After Mehmet captured the Mervyn LeRoy Handicap in 1982, Frankel won the race again the following year with Fighting Fit. I interviewed Fighting Fit’s owner in the winner’s circle after the Mervyn LeRoy. The owner? Jerry Moss.
“Gosh, this is my first hundred-grander,” an excited Moss said. “I’ve had this horse since he was a yearling. Monty and Pat Roberts got him for me at a Keeneland sale. I’ve been an owner for four or five years, all with Bobby Frankel, who’s been just fantastic to work with.”
Twenty-six years after Moss won his first hundred-grander with Frankel, the owner and his wife, Ann, would win the $5 million Breeders’ Cup Classic with the John Shirreffs-trained Zenyatta in a moment considered one of the greatest in the storied history of the Great Race Place.
Frankel, as many have stated, had this gruff exterior. But I admired and respected him for many reasons. Look at the how long his assistants and grooms worked for him. Loyalty like that is rarely seen.
I admired Frankel because he was smart and never failed to tell you what he honestly thought. He was, to be sure, a straight shooter. And when he told you it was “this way” or “that way,” I noticed that, in time, he usually would be proved to be correct.
For instance, at the 2006 Breeders’ Cup press party, I thoroughly enjoyed the half hour or so I spent talking with Frankel.

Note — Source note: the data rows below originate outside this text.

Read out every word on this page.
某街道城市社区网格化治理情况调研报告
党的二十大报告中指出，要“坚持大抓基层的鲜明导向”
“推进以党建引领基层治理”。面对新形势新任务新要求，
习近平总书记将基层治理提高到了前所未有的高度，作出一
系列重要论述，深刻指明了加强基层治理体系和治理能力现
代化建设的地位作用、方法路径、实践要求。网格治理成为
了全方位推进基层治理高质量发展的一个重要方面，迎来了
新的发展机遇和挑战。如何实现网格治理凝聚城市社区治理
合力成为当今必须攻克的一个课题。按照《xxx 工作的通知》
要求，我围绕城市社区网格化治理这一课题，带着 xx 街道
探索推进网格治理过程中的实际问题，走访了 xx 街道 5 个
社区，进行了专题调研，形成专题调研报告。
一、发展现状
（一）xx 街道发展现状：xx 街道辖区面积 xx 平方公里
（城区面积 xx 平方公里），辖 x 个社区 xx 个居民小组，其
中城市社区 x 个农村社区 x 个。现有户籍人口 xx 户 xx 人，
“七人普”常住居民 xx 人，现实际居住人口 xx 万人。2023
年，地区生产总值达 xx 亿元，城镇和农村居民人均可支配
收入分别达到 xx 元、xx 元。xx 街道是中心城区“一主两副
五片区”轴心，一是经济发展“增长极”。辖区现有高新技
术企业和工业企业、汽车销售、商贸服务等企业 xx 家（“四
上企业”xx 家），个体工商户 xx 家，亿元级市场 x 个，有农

Attending a party really was not exactly his favorite thing to do. I could sense that he was happy to spend quite a bit time talking with me because, I surmised, at least he knew me. I was happy to take full advantage of the situation and talk with him for as long as he wanted.
One of the topics of our conversation was Rafael Bejarano. Frankel insisted that if Bejarano would come to Southern California, he would be a big success.
It wasn’t until about a year later that Bejarano did relocate to Southern California. Since joining the Southern California colony, Bejarano has won titles at two Santa Anita winter-spring meets, two Hollywood Park meets, two Oak Tree meets and a Del Mar meet.
In terms of what he had predicted for Bejarano, Bobby Frankel was right, as usual.